Al mismo tiempo, la expansión de la oferta no acompaña ese crecimiento. La incorporación de nueva capacidad es limitada y la red de transmisión muestra cuellos de botella que impiden aprovechar plenamente las fuentes más eficientes, especialmente las renovables ubicadas lejos de los centros de consumo.

Este desbalance aumenta el riesgo de interrupciones o tensiones en el suministro, particularmente en picos de demanda.

Renovables y oportunidades, con restricciones

En este contexto, las energías renovables aparecen como uno de los sectores mejor posicionados dentro del nuevo esquema. Empresas con costos bajos y mayor eficiencia operativa podrían beneficiarse del avance hacia precios de mercado.

Sin embargo, las limitaciones de infraestructura y transmisión siguen siendo un obstáculo. La falta de líneas de alta tensión suficientes impide trasladar toda la energía generada desde zonas con abundantes recursos hacia los grandes centros urbanos.

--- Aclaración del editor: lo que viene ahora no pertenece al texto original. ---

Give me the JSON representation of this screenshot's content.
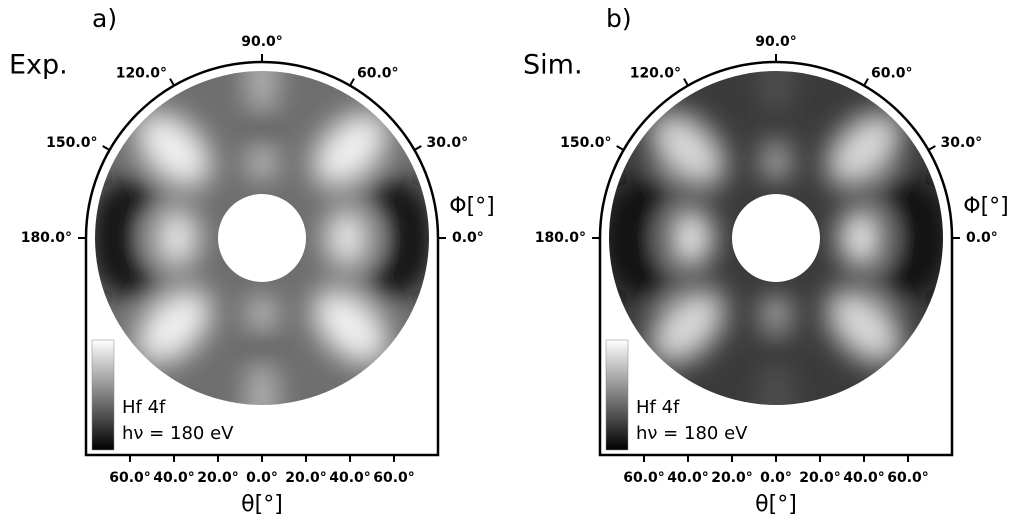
{
  "chart_data": [
    {
      "type": "polar-image",
      "panel_label": "a)",
      "title": "Exp.",
      "xlabel": "θ[°]",
      "angle_label": "Φ[°]",
      "annotations": [
        "Hf 4f",
        "hν = 180 eV"
      ],
      "xlim": [
        -80,
        80
      ],
      "xticks": [
        {
          "value": -60,
          "label": "60.0°"
        },
        {
          "value": -40,
          "label": "40.0°"
        },
        {
          "value": -20,
          "label": "20.0°"
        },
        {
          "value": 0,
          "label": "0.0°"
        },
        {
          "value": 20,
          "label": "20.0°"
        },
        {
          "value": 40,
          "label": "40.0°"
        },
        {
          "value": 60,
          "label": "60.0°"
        }
      ],
      "angle_ticks": [
        {
          "value": 0,
          "label": "0.0°"
        },
        {
          "value": 30,
          "label": "30.0°"
        },
        {
          "value": 60,
          "label": "60.0°"
        },
        {
          "value": 90,
          "label": "90.0°"
        },
        {
          "value": 120,
          "label": "120.0°"
        },
        {
          "value": 150,
          "label": "150.0°"
        },
        {
          "value": 180,
          "label": "180.0°"
        }
      ]
    },
    {
      "type": "polar-image",
      "panel_label": "b)",
      "title": "Sim.",
      "xlabel": "θ[°]",
      "angle_label": "Φ[°]",
      "annotations": [
        "Hf 4f",
        "hν = 180 eV"
      ],
      "xlim": [
        -80,
        80
      ],
      "xticks": [
        {
          "value": -60,
          "label": "60.0°"
        },
        {
          "value": -40,
          "label": "40.0°"
        },
        {
          "value": -20,
          "label": "20.0°"
        },
        {
          "value": 0,
          "label": "0.0°"
        },
        {
          "value": 20,
          "label": "20.0°"
        },
        {
          "value": 40,
          "label": "40.0°"
        },
        {
          "value": 60,
          "label": "60.0°"
        }
      ],
      "angle_ticks": [
        {
          "value": 0,
          "label": "0.0°"
        },
        {
          "value": 30,
          "label": "30.0°"
        },
        {
          "value": 60,
          "label": "60.0°"
        },
        {
          "value": 90,
          "label": "90.0°"
        },
        {
          "value": 120,
          "label": "120.0°"
        },
        {
          "value": 150,
          "label": "150.0°"
        },
        {
          "value": 180,
          "label": "180.0°"
        }
      ]
    }
  ]
}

Esto reduce el potencial de crecimiento inmediato del sector, pese a su competitividad.

Más riesgo, pero también más previsibilidad

El nuevo modelo introduce una paradoja. Por un lado, aumenta la exposición de las empresas a variables de mercado, lo que implica mayor volatilidad en ingresos y costos. Por otro, mejora la previsibilidad a largo plazo al reducir la dependencia de decisiones discrecionales del Estado.

Además, el hecho de que parte de los ingresos comience a estar vinculada al dólar representa una mejora en términos de cobertura frente a la depreciación del peso, un factor clave en la historia reciente del sector.

Una transición con equilibrio delicado

El diagnóstico de Moody’s es claro: la reforma del mercado eléctrico argentino avanza en la dirección de un sistema más eficiente y sostenible, pero su éxito dependerá de un equilibrio complejo.

Por un lado, será necesario sostener la reducción de subsidios sin generar un rechazo social que obligue a retroceder. Por otro, habrá que resolver los cuellos de botella en infraestructura para que las señales de precios se traduzcan en inversiones reales.

En ese marco, el Estado no desaparece, sino que redefine su rol. CAMMESA seguirá funcionando como respaldo del sistema durante la transición, garantizando el abastecimiento en un contexto todavía frágil.

La clave estará en la velocidad y consistencia de las reformas. Si logran consolidarse, el sector eléctrico podría ingresar en una nueva etapa de crecimiento y eficiencia. Si no, el riesgo es quedar atrapado en un esquema híbrido, con lo peor de ambos mundos: precios distorsionados y alta incertidumbre.